Bien entendu le rapport est un outil politique. Si une recommandation simple, un point fort bien encadré, signale, par exemple, l’urgence absolue et l’absolue nécessité de soigner avec autant de sérieux les malades incarcéréEs que les malades libres, ce n’est pas juste pour l’harmonie des couleurs : les recommandations doivent servir à créer une dynamique, à mettre en œuvre ce qui doit être fait, à corriger les dysfonctionnements. Quel politique, aussi cynique soit-il, peut balayer d’un revers de la main, comme tant de fois par le passé, le travail commun et concerté des médecins et des malades, la pure logique de " comment traiter la maladie ? ", sans risquer de perdre toute crédibilité ? Nous ne sommes pas des petits agitateurs désorientés. Nous avons une dynamique, nous savons dans quelle direction il faut aller, et depuis longtemps. Cela prend du temps, mais on commence à nous suivre. Le rapport en est un signe.

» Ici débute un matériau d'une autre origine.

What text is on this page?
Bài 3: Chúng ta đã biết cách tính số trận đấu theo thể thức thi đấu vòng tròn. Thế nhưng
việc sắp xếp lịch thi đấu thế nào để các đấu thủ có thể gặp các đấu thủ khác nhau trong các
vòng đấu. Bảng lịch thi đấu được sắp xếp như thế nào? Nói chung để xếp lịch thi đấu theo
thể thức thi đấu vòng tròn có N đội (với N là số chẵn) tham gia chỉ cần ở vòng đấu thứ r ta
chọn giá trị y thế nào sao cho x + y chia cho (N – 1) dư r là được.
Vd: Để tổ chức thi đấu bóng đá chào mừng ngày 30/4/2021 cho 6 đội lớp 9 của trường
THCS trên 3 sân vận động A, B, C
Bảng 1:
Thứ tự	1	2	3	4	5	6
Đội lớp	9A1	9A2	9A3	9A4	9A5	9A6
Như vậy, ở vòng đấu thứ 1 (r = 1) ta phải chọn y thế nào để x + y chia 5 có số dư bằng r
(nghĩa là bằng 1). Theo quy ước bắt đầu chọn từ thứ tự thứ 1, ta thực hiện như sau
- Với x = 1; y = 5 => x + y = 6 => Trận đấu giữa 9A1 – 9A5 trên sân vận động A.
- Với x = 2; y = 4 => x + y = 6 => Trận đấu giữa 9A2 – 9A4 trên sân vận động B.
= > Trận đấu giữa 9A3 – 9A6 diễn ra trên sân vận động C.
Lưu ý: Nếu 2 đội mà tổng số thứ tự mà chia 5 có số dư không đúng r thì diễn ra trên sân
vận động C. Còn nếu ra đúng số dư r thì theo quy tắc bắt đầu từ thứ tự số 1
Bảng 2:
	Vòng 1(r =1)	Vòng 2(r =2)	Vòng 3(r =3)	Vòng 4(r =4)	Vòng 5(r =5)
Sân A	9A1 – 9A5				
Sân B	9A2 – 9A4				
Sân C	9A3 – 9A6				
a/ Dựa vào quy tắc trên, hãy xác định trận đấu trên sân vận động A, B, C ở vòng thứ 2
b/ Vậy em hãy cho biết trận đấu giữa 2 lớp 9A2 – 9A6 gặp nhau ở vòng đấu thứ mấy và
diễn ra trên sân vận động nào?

Appuyer nos revendications

Enfin, ce rapport doit non seulement servir à appuyer nos revendications, à montrer noir sur blanc que c’est nous qui avons raison contre tous ceux qui veulent nous oublier et nous laisser mourir, mais il doit également nous servir lors de sa rédaction même : une quinzaine de groupes de travail se sont constitués et ont planché pendant des mois. Conciliations, négociations, discussions, recherches et rédactions ont été le lot de chacune de ces réunions. Et le travail de ces groupes dépasse le cadre des recommandations du rapport. La rencontre avec les divers organismes de santé publique nous permet d’élaborer un travail de fond, de solidifier notre lobbying, de renforcer nos positions, de densifier nos réseaux de relation et d’accroître notre champ d’influence. Car le travail fourni pour les recommandations, nous nous devons de pousser pour qu’il se poursuive dans leur application même, soit par la rédaction de telle ou telle circulaire ou directive, soit par la mise en place de nouveaux essais thérapeutiques, soit par des réformes tant attendues. Mais c’est aussi aux médecins et aux patientEs de s’emparer de ce travail en mettant en application ces recommandations 2002.